Pendant des années, Arnaud Gallais s’est senti "responsable" de ce qu’il lui était arrivé. "Il y a eu aussi des conséquences sur ma sexualité. Je refusais d'aller vers des filles en me disant que je devais être homosexuel. Bref, ça m'a énormément troublé", relate-t-il.

Et à l'âge de 19 ans, c’est le déclic. Le jeune homme voit un reportage télévisé. Des victimes de viols prennent la parole. "J’ai dit à mes parents : “C'est ce qu’il m'est arrivé”." Une prise de conscience à la fois salvatrice et douloureuse, puisqu’Arnaud Gallais plonge alors dans une profonde dépression. "J'ai été suivi par un psychiatre qui m'a sauvé. Il avait bien compris que j’étais en détresse absolue", se souvient-il.

Amnésie traumatique

C’est d'ailleurs chez son psychiatre, lors d’une séance, qu’un autre souvenir ressurgit. "On faisait du théâtre avec mes cousins et lors d'une répétition à la maison, l'aîné m'a dit : “Je vais te montrer ce que je te ferais si tu étais une femme.” Il m'a sauté dessus. Le cadet m'a attrapé les poignets, et l'autre en a profité pour me mettre son sexe dans la bouche." Arnaud Gallais avait 12 ans.

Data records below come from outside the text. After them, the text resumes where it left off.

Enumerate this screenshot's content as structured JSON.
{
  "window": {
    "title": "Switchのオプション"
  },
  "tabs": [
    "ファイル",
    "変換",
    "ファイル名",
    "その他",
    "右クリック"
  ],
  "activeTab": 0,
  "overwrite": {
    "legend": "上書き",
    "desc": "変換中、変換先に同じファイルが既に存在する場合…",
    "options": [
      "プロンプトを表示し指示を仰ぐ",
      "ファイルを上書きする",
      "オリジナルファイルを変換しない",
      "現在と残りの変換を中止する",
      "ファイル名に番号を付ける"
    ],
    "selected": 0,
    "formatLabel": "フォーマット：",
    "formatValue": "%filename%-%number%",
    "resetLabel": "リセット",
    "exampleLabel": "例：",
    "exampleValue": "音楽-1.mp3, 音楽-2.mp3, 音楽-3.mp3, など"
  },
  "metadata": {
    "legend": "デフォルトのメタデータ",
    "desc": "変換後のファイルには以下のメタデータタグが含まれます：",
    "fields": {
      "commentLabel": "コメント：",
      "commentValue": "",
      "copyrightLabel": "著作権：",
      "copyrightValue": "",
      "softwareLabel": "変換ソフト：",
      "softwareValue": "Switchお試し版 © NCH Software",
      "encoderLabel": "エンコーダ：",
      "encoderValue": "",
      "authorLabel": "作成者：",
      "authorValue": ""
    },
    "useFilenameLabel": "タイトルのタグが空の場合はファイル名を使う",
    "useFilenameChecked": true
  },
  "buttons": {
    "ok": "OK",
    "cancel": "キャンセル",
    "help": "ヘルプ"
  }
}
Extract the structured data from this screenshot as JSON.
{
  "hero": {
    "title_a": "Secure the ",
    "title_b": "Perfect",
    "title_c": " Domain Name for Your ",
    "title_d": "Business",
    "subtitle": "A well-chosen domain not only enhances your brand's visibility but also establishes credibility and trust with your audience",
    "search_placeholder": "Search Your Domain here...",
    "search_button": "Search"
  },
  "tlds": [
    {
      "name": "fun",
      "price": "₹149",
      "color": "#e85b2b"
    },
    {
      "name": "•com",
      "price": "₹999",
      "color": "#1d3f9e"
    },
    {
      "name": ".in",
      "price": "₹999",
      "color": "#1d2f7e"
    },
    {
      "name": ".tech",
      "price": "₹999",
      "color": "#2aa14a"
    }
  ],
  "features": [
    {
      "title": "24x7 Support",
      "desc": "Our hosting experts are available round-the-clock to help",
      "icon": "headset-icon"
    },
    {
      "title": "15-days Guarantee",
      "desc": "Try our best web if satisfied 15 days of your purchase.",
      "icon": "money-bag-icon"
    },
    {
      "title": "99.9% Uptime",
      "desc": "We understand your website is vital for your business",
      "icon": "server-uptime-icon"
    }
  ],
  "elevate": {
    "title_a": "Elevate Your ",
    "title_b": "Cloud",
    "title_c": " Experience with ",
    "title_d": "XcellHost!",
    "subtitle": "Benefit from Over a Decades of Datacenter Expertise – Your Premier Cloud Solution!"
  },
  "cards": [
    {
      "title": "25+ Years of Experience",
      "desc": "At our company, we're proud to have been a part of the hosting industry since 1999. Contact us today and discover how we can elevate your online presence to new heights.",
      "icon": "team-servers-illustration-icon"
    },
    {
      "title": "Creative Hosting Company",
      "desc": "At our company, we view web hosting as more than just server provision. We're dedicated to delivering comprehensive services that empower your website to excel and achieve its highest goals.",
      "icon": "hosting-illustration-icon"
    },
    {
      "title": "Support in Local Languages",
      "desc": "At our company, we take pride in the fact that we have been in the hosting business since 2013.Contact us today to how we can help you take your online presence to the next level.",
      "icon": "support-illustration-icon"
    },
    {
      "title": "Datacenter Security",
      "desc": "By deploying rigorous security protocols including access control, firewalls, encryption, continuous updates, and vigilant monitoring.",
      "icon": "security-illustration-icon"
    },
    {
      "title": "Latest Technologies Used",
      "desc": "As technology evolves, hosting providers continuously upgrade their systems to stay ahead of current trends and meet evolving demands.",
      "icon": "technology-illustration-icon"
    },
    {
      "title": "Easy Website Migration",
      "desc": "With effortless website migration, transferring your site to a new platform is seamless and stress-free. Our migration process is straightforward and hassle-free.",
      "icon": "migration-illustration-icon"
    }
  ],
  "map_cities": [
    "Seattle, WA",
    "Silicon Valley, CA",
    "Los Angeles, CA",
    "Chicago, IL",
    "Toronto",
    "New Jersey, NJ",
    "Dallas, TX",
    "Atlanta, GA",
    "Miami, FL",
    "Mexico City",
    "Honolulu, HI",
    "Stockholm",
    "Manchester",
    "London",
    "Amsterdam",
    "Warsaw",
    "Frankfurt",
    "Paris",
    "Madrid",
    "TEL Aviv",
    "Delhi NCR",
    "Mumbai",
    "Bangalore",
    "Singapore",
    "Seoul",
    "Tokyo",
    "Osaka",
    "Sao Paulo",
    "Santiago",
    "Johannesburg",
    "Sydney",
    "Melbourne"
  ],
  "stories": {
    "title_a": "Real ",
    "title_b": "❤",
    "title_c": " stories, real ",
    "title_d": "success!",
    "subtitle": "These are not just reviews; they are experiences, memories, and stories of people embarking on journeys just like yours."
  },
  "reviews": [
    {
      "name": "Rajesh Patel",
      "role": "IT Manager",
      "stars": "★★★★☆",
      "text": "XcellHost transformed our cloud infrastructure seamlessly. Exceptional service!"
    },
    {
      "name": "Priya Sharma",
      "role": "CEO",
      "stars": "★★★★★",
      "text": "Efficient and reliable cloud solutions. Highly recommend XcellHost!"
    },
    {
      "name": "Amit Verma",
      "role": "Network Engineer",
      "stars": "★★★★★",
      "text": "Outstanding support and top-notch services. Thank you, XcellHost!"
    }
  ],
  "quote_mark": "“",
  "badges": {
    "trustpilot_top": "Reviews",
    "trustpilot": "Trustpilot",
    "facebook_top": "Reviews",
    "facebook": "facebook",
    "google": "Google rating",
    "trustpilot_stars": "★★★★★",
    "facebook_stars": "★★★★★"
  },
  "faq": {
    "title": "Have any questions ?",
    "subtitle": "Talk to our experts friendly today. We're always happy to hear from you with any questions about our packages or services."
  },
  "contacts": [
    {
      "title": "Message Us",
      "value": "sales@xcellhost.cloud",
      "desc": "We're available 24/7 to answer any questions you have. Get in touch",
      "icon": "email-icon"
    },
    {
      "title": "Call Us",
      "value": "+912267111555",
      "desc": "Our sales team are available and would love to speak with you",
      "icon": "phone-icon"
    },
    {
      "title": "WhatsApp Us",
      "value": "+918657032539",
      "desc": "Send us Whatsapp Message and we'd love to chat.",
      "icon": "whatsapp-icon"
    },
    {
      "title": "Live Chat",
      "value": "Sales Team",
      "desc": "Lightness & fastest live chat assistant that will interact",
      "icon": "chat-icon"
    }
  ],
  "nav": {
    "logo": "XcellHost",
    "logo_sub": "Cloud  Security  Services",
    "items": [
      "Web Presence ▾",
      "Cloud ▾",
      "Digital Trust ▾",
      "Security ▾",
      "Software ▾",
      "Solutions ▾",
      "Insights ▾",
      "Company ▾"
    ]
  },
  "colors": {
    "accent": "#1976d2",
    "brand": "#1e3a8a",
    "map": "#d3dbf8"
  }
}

"J'avais complètement occulté toute cette partie de ma vie pendant près de 15 ans", indique-t-il. Chez les victimes d'inceste, l’amnésie traumatique est fréquente. "Le cerveau, d'un point de vue émotionnel, n'est pas capable d'engranger toutes ces informations qui sont aussi de l'ordre psychoaffectif. Quand on vit dans une famille, quand c'est le père, quand ce sont les cousins, le frère... Au bout d'un moment le cerveau se met en veille", décrypte celui qui se décrit désormais comme un activiste de la protection de l’enfance. 

"J'en ai fait mon combat"

Une mission qu’il a décidé de faire sienne à la naissance de son enfant. "La rencontre avec mon fils, le fait de me rendre compte aussi de ce que ça voulait dire d'être responsable, donc de le protéger, cela a été déterminant. Je me suis dit qu’il fallait absolument que j'arrive à trouver des clés", livre-t-il.

Il a fallu aussi trouver les mots. Pour son fils, et pour les autres. "J'en ai fait mon combat." Il milite notamment pour davantage de prévention auprès des enfants. "S'il y a des victimes qui prennent la parole comme moi, c'est pour que des actions se mettent en place ensuite, c'est pour protéger les enfants, et ce n'est pas uniquement pour qu'on me dise : “Ah, c'est terrible ce que tu as vécu”."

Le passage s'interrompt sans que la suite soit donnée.